The Financial Flexibility report presented a series of possible outcomes based on the CEBR’s figures on behalf of Barclays Mortgages. The forecast they deemed as the more likely, which runs alongside the thoughts of most economists, is that the Bank of England will raise the base rate three times between May and December of next year.

It is anticipated that they will go up by a quarter per cent each time every three months. If their assumption is correct the interest rate will then stand at 1.25 per cent. This scenario appears to be shared by both banks and building societies. Consequently, fixed rate loans have been rising across the board.

Two of the most competitive offers for five year fixed at the moment can be found at the Woolwich Building Society and Nat West.

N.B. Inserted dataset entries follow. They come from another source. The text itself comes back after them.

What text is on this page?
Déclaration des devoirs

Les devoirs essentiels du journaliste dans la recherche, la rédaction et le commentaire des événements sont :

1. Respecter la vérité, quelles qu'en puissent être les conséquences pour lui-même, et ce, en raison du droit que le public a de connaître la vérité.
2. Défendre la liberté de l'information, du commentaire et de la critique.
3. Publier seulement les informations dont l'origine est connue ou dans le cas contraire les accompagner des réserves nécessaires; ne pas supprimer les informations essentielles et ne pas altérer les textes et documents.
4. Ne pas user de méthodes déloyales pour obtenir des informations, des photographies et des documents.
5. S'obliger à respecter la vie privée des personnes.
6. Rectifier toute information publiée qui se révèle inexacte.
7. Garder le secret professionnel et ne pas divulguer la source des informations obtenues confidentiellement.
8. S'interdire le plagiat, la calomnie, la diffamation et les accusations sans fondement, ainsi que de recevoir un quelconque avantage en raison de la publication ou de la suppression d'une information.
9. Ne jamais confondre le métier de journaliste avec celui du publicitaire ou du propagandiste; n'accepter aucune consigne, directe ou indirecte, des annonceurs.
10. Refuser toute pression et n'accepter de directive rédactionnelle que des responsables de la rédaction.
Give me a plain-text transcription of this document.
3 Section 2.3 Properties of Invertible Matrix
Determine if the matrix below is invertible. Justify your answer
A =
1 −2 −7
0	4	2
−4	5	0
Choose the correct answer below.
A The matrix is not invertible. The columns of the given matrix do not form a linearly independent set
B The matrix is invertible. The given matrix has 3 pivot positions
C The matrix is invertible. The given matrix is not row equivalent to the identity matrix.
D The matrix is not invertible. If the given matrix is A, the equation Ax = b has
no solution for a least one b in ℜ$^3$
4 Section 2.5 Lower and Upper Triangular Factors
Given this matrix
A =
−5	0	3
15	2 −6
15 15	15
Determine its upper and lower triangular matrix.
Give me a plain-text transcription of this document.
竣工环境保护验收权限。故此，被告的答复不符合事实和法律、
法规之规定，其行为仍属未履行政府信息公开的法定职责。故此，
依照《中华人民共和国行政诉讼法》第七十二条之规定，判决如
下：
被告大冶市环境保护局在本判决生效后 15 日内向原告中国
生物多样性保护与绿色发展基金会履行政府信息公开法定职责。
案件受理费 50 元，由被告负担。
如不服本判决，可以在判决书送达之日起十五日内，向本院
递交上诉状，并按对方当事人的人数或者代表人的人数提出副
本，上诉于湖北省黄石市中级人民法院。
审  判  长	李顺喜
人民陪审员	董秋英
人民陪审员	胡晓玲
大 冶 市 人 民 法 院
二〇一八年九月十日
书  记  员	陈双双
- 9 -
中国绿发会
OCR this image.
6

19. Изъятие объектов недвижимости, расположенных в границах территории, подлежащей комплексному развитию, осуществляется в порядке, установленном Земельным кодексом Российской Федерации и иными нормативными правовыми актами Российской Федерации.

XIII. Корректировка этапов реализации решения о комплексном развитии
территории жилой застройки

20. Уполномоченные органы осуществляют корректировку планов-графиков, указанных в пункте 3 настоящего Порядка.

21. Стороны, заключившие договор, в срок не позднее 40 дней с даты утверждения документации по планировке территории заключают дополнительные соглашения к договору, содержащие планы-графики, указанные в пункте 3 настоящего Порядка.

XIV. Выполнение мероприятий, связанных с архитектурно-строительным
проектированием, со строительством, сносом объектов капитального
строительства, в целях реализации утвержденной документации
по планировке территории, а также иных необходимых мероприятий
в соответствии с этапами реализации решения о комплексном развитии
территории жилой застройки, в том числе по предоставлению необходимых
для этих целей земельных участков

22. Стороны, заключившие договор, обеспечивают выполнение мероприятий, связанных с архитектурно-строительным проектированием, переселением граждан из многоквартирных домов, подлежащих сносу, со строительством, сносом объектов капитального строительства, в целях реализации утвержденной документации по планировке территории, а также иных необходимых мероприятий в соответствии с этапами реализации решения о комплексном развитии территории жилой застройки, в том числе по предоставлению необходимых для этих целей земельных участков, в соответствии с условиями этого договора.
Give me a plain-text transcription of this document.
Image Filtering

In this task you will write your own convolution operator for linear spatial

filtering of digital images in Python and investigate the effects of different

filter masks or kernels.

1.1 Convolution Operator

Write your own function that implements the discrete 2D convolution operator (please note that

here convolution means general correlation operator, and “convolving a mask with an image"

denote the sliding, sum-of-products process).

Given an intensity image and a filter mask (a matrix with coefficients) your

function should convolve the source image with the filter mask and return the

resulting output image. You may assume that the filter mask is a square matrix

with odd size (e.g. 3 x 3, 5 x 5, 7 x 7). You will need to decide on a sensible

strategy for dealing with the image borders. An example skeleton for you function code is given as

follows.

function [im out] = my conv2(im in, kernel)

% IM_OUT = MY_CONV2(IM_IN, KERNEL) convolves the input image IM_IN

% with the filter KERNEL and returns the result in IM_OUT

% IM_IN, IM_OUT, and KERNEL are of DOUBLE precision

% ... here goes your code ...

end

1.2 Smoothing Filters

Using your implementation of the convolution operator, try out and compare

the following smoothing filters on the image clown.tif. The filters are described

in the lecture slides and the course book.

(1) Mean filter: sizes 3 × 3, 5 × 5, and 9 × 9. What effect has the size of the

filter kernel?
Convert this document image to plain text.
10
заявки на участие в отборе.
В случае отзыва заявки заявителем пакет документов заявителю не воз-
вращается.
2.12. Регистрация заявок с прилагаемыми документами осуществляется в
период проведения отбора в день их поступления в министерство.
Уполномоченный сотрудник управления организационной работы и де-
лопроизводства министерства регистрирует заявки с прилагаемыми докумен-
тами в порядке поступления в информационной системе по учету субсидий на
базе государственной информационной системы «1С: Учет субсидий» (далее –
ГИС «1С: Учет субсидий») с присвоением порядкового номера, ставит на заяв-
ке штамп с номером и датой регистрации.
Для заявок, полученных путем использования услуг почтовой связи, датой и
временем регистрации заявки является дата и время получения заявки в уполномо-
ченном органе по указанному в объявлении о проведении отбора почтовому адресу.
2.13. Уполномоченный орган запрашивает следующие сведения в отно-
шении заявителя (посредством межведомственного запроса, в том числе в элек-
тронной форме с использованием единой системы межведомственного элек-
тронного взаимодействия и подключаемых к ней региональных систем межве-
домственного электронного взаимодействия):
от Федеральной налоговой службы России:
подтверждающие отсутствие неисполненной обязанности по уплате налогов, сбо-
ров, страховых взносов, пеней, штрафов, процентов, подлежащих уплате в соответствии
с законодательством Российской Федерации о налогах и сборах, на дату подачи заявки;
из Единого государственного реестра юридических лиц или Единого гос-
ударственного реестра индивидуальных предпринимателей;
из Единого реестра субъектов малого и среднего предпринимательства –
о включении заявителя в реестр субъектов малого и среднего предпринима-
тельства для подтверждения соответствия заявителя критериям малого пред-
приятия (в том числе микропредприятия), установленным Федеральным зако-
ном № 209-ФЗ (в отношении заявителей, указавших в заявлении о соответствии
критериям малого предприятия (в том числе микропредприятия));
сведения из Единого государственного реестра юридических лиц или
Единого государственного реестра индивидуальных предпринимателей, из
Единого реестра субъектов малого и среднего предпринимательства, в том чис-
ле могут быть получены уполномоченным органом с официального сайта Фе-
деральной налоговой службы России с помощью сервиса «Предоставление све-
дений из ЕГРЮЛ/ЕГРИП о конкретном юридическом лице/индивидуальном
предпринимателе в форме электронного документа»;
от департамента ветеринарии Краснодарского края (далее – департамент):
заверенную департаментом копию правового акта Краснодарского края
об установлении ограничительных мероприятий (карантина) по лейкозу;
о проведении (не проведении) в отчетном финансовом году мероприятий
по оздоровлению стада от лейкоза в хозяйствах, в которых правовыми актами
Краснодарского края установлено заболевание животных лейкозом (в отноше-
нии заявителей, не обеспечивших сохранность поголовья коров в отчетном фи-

Both are displaying 2.95 per cent, a rise of just over half a per cent on the best rate that was available last summer.

Barclays Mortgages Managing Director Andy Gray advises:

The findings show some mortgage holders commit over a fifth of their monthly income to repayments and that there is a huge difference in these figures between income groups. With this in mind, and the future interest rate rises, it is essential for all homeowners to seek advice from mortgage lenders so they are equipped for changes regarding disposable income and flexibility with their life.